5 APRIL 2008, Page 46

It’ll end in tears

James Delingpole

According to a recently divorced friend of mine, the sex opportunities when you’re a single man in your forties are fantastic. Apparently, you don’t even need to bother with chat-up lines. You’ll be hanging about at the bus stop, or wherever, and, bang!, a flash of meaningful eye contact then back to her place for brilliant, uncomplicated sex miles better than you ever had in your teens or twenties because at this age you know what you’re doing.

I’d like to be able to try out my friend’s theory but I’m afeared there might be opposition from the Fawn. Plus, this friend is a very rich banker, whereas I’m not. Plus, also, he told me a French saying which sums up a chap’s dilemma in this respect rather well: ‘A married man lives like a dog but dies like a king; a bachelor lives like a king but dies like a dog.’ The latter was certainly true of Hughie Green, the priapic Canadian wisecracker who spent a good 20 or 30 years cavalierly rogering the contestants on the game and talent shows he presented (Double Your Money; Opportunity Knocks) and chalking up an impressive tally of over a thousand on the side of his Spitfire.

‘Oh, that I should have such a career!’ many men may have thought yearningly as they watched Trevor Eve’s scarily realistic impersonation of the man — right down to that weird fluttery thing he used to do with his tongue — on Hughie Green, Most Sincerely (BBC4, Wednesday). But not for long. By the end, we saw, Green’s wife had long since left him, his kids wouldn’t speak to him, he’d betrayed his best friend, and he spent his last days yearning pathetically to see the beguiling illegitimate daughter who didn’t even know he was her father — the doomed Paula Yates.

Like the equally wonderful programme about Stepoe and Son the other week, the Green drama was part of BBC4’s Curse of Comedy season, which is proving to be such a resounding success that it almost restores one’s faith in the future of television. Last week we had the tragedy of Tony Hancock (or Tony Blackburn as my father-in-law accidentally referred to him: now there’s a drama I’d love to watch one day), next week I think it’s David Walliams doing Kenneth Williams. ‘Kids,’ the general message seems to be, ‘whatever you do, don’t become a celebrity comedian. It’ll only end in tears.’ As modern TV drama goes, these programmes are heroically old-fashioned affairs: wordy and literate (they’d work just as well as stage plays) with proper acting and scenes that aren’t afraid to linger. Most TV commissioning editors will tell you that this is the sort of thing that doesn’t work on TV any more. They have this obsessive received idea — as unquestioned as their off-the-shelf left-liberal politics — that TV is a kinetic, visual and democratic medium and that any programme which diverges from these principles must perforce be a failure. We need to remind these brainless trendies — weirdly, it still really matters to them what critics think — that excellence is not about ticking boxes.
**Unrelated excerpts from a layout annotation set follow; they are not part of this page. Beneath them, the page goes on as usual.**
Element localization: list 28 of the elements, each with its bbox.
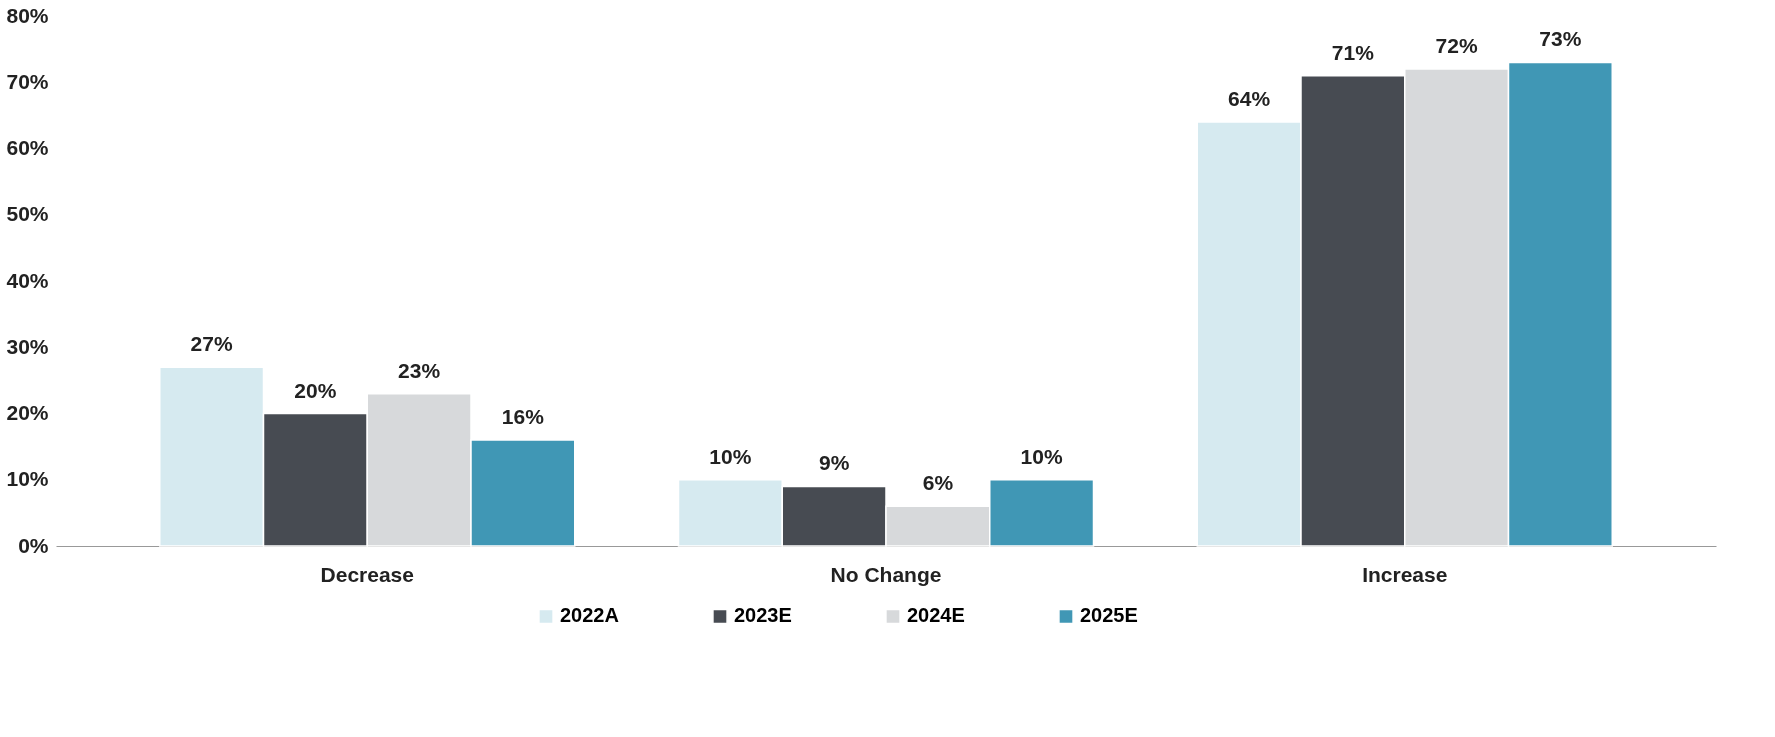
legend-label: 2025E (1080, 604, 1138, 627)
data-label: 10% (1020, 444, 1063, 468)
y-tick-label: 80% (6, 3, 49, 27)
y-tick-label: 20% (6, 401, 49, 424)
data-label: 71% (1331, 40, 1375, 64)
data-label: 73% (1539, 27, 1582, 51)
data-label: 23% (398, 358, 441, 382)
y-tick-label: 10% (6, 467, 49, 491)
legend-label: 2022A (560, 604, 619, 627)
y-tick-label: 40% (6, 268, 49, 292)
y-tick-label: 30% (6, 334, 49, 358)
data-label: 20% (294, 378, 337, 402)
data-label: 16% (501, 405, 545, 428)
x-tick-label: Increase (1362, 562, 1448, 586)
data-label: 27% (190, 332, 233, 356)
data-label: 64% (1228, 87, 1271, 110)
y-tick-label: 60% (6, 136, 49, 159)
data-label: 72% (1435, 34, 1478, 57)
data-label: 9% (818, 451, 850, 475)
data-label: 10% (709, 444, 752, 468)
y-tick-label: 0% (18, 533, 49, 557)
legend-label: 2024E (907, 604, 965, 627)
y-tick-label: 70% (6, 69, 49, 93)
y-tick-label: 50% (6, 202, 49, 226)
legend-label: 2023E (734, 604, 792, 627)
x-tick-label: No Change (830, 562, 942, 586)
x-tick-label: Decrease (320, 562, 414, 586)
data-label: 6% (922, 471, 954, 495)
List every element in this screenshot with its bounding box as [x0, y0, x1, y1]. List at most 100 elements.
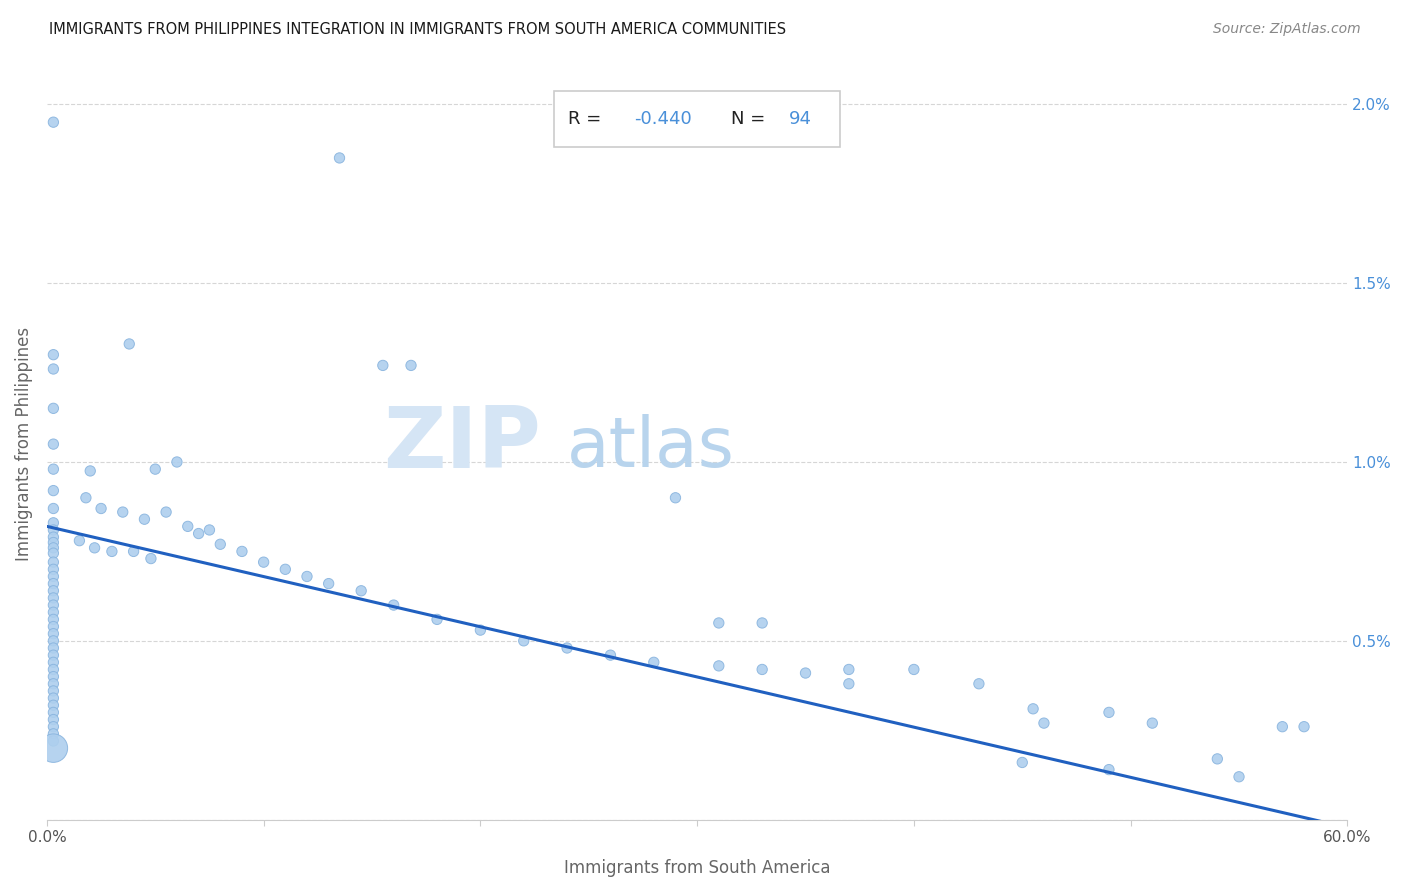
Point: [42, 648, 65, 662]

Clay (BBC1, Sunday) was another of those things all too rare these days — the English, made-for-TV family drama. I forced my kids to watch it as a sort of social experiment: can children whose synapses have been fried by constant exposure to hyperactive, Japaneseanimated cartoons cope with any film where very little happens for long periods?

Even I found it a bit turgid. Set in Northumberland in 1965, it was about a strange, sinister, apparently religious boy (Ben-Ryan Davies) who believes he has the power to breathe life into a creature he has built from clay. The clay monster only came alive in the last half-hour — and was quite nice, really; he didn’t even kill anybody — which left a full hour at the beginning for a glacially slow build-up. I was quite amazed the kids didn’t walk out.

That they didn’t was testament partly to the quality of the acting — with winning, thoroughly convincing performances from all the teen actors involved, and a bravura turn by Imelda Staunton as a mad old Catholic bint — and partly to the brooding atmosphere. Kids really like having their young minds messed with weird things they don’t understand and, so long as it’s done convincingly, are quite prepared to put up with a few longueurs. It’s why they can still cope with books like The Weirdstone of Brisingamen or The Lion, the Witch and the Wardrobe, despite the fact that they come from eras of much longer attention spans.

It’s examples like this that make me suspicious of the way ‘the public’ is always blamed for the relentless dumbing-down of our media. We’re told that cheap snacks and stupidity are what the viewers/listeners/ readers want, when more often it’s a case of morally and intellectually bankrupt producers/publishers/editors acclerating the slide in standards by pre-empting trends which don’t yet exist.

Did I ever tell you how much I hate this modern world?